SACRAMENTO, Calif. — The City of Sacramento says it is looking to revitalize Stockton Boulevard with plans led by the community and is looking for input on how to stop the displacement of the people and businesses already in the area.
The Stockton Boulevard Plan is looking at bringing housing and more economic growth to the corridor while still maintaining the culture in the area.
A virtual meeting was held Wednesday to talk about anti-displacement strategies.
Organizations that participated in the discussion included the Sacramento Native American Health Center, Habitat For Humanity, Rebuilding Together and others.
The topic of the Stockton Boulevard Plan has already been a concern for many as development on Aggie Square, also on the corridor, continues. The Aggie Square project is a UC Davis extension that city officials say could bring 10,000 jobs to the area but with that project and the Stockton Boulevard Plan, comes concerns from neighbors and businesses about being priced out of the area.
The lead city planner on the Stockton Boulevard Plan says that keeping the culture of the area intact is key to the plan and the purpose of the Wednesday anti-displacement meeting.
“There's a lot of interest in ‘what does [the plan] look like?’ To keep someone in the neighborhood or what does it look like to make sure that they have what they need so that they are not being forced out,” Boyd said, “I think we're going to have a really open and honest conversation.”
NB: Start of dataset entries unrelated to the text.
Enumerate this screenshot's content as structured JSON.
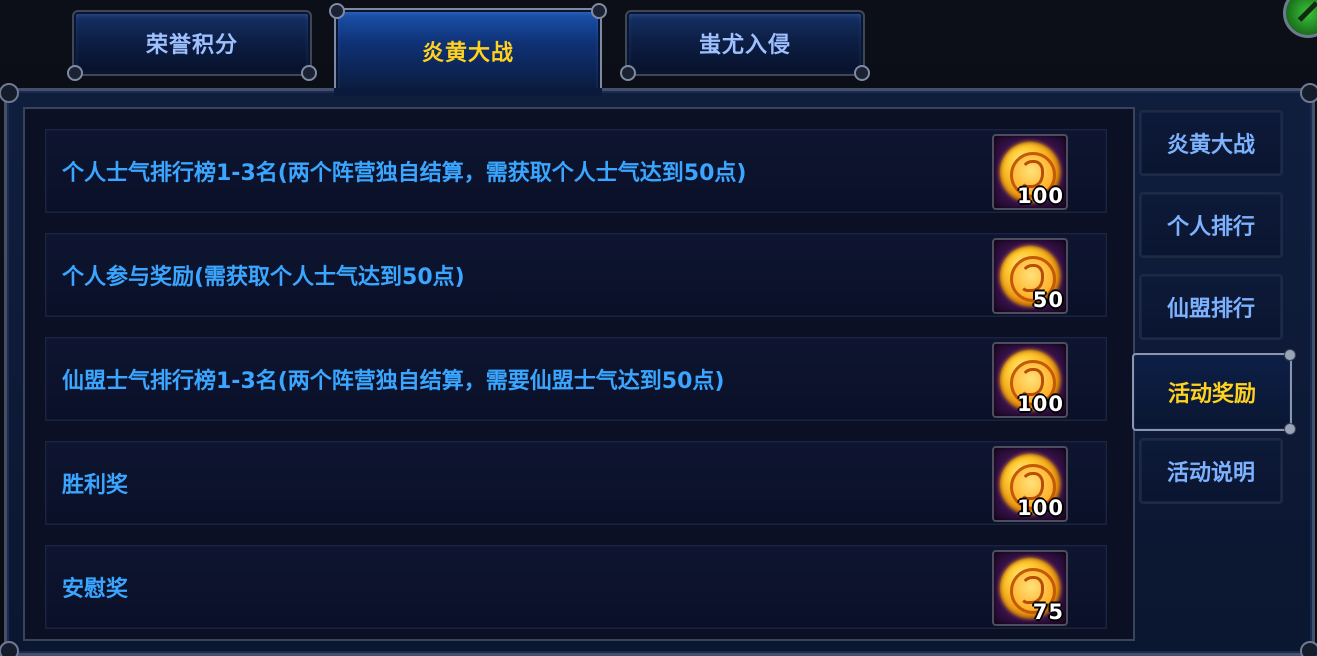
{
  "top_tabs": [
    {
      "label": "荣誉积分",
      "active": false
    },
    {
      "label": "炎黄大战",
      "active": true
    },
    {
      "label": "蚩尤入侵",
      "active": false
    }
  ],
  "rewards": [
    {
      "text": "个人士气排行榜1-3名(两个阵营独自结算，需获取个人士气达到50点)",
      "quantity": "100",
      "icon": "gold-coin-icon"
    },
    {
      "text": "个人参与奖励(需获取个人士气达到50点)",
      "quantity": "50",
      "icon": "gold-coin-icon"
    },
    {
      "text": "仙盟士气排行榜1-3名(两个阵营独自结算，需要仙盟士气达到50点)",
      "quantity": "100",
      "icon": "gold-coin-icon"
    },
    {
      "text": "胜利奖",
      "quantity": "100",
      "icon": "gold-coin-icon"
    },
    {
      "text": "安慰奖",
      "quantity": "75",
      "icon": "gold-coin-icon"
    }
  ],
  "side_tabs": [
    {
      "label": "炎黄大战",
      "active": false
    },
    {
      "label": "个人排行",
      "active": false
    },
    {
      "label": "仙盟排行",
      "active": false
    },
    {
      "label": "活动奖励",
      "active": true
    },
    {
      "label": "活动说明",
      "active": false
    }
  ],
  "colors": {
    "active_tab_text": "#ffd21f",
    "inactive_tab_text": "#9fc0ff",
    "reward_text": "#3aa6ff"
  }
}
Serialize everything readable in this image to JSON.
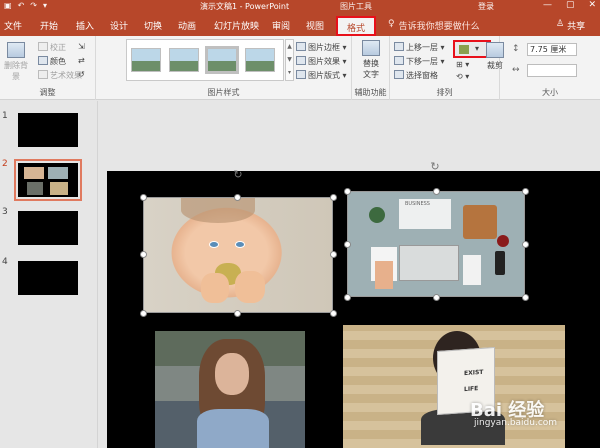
{
  "titlebar": {
    "doc_title": "演示文稿1 - PowerPoint",
    "context_title": "图片工具",
    "login": "登录"
  },
  "tabs": [
    "文件",
    "开始",
    "插入",
    "设计",
    "切换",
    "动画",
    "幻灯片放映",
    "审阅",
    "视图",
    "格式"
  ],
  "tellme": "告诉我你想要做什么",
  "share": "共享",
  "ribbon": {
    "adjust": {
      "remove_bg": "删除背景",
      "correct": "校正",
      "color": "颜色",
      "artistic": "艺术效果",
      "label": "调整"
    },
    "styles": {
      "border": "图片边框",
      "effect": "图片效果",
      "layout": "图片版式",
      "label": "图片样式"
    },
    "accessibility": {
      "alt_text_line1": "替换",
      "alt_text_line2": "文字",
      "label": "辅助功能"
    },
    "arrange": {
      "bring_forward": "上移一层",
      "send_backward": "下移一层",
      "selection_pane": "选择窗格",
      "label": "排列"
    },
    "size": {
      "crop": "裁剪",
      "width_value": "7.75 厘米",
      "label": "大小"
    }
  },
  "slides": [
    {
      "num": "1"
    },
    {
      "num": "2"
    },
    {
      "num": "3"
    },
    {
      "num": "4"
    }
  ],
  "picture_text": {
    "desk_folder": "BUSINESS",
    "book_line1": "EXIST",
    "book_line2": "LIFE"
  },
  "watermark": {
    "brand": "Bai 经验",
    "url": "jingyan.baidu.com"
  },
  "colors": {
    "accent": "#b7472a",
    "highlight_box": "#e8101a",
    "slide_bg": "#000000"
  }
}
At Wednesday’s virtual anti-displacement meeting, concerns about tenants in the area were brought up.
“I think right now what we need is an eviction help center so we can protect tenants,” said Michael Benjamin with Oak Park Cares, “A lot of times they don't know tenant law. They don't know landlord-tenant law. And so they get caught up in trying to fight these battles.”
Benjamin says making sure residents in the area know that services like that are around to help is critical and the word about them will have to be spread by going door-to-door.
“We keep hiding behind creating services and then expecting people to come and run to our services and resources," Benjamin said, “It doesn’t work like that because the information is not there and there needs to be that cultural competency.”
Talks at the meeting also turned to ways those already living along the corridor will be hired for the new jobs the Stockton Boulevard Plan could bring.
“I think it's about job creation. I think it's also about folks that need that transportation or that childcare,” said Conrad Crump, who also participated in the discussion. “That job training so that way they can access those jobs within the area and stay.”